When health care providers break their promise to help, there are long-term costs. Well after COVID-19 is gone, the memory of broken promises will linger.
What sick patient would go to a hospital that chose to deny their father lifesaving care? Who would go to a place where their mother was forced to face her life-and-death struggle alone?
Equally as important, once our faith in our health care institutions is broken, how will we handle our ongoing health crises of obesity, diabetes and opioid addiction, much less the next pandemic?
Though physicians must focus on the well-being of their patients, there are institutions tasked with balancing the good of society against the good of the individual. During a pandemic, government agencies come to mind—the U.S. Centers for Disease Control and Prevention, the National Institutes of Health, and the National Institute of Allergy and Infectious Diseases. There is similarly a wealth of institutions closer to home: local, county and state governments.
Across a range of functions, each of these institutions is tasked with striking the balance between individual and societal interests. In the face of a pandemic, it is institutions like these—duly advised by medical and public health experts—that must take the lead.
It is deeply uncomfortable to imagine the government making decisions about who will live and who will die. But in times like these, it is not a question of if these decisions will be made but rather who will make them.
Health care providers should not carry this burden. They lack both the expertise and the ethical permission.
Though federal and state agencies have the expertise, they are too far removed from the realities on the ground.

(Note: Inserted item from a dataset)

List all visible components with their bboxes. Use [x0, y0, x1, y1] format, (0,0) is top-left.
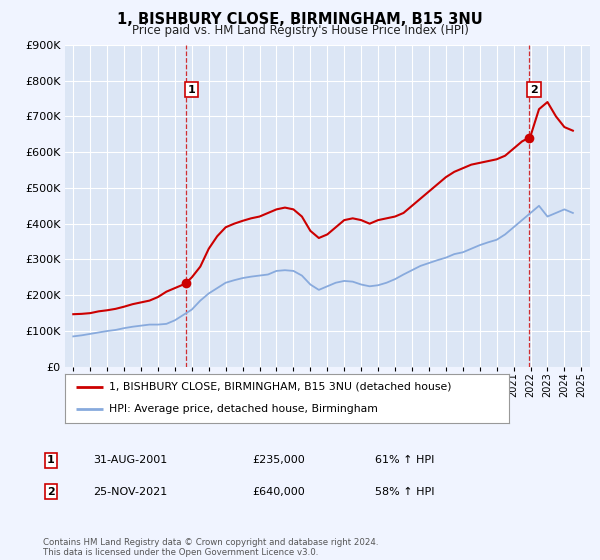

In a world where policies are needed to ration lifesaving care, these policies should be developed by local governments. Input from public health experts, federal agencies and health care providers should be heeded, but only local governments have both the mandate to strike the balance between individual and societal interests and, by the power of the ballot, can be held reasonably accountable for their decisions.
Sometimes there are no good choices. When there are not enough ventilators to go around, there is no way to avoid the act of deciding who will die. We can, however, control who makes the policy decisions that will determine who will live and who will die.
Policies that balance the welfare of individual patients against the greater societal good should be made by our public health experts, our cities and our state, not by our doctors, our hospitals or our health care providers.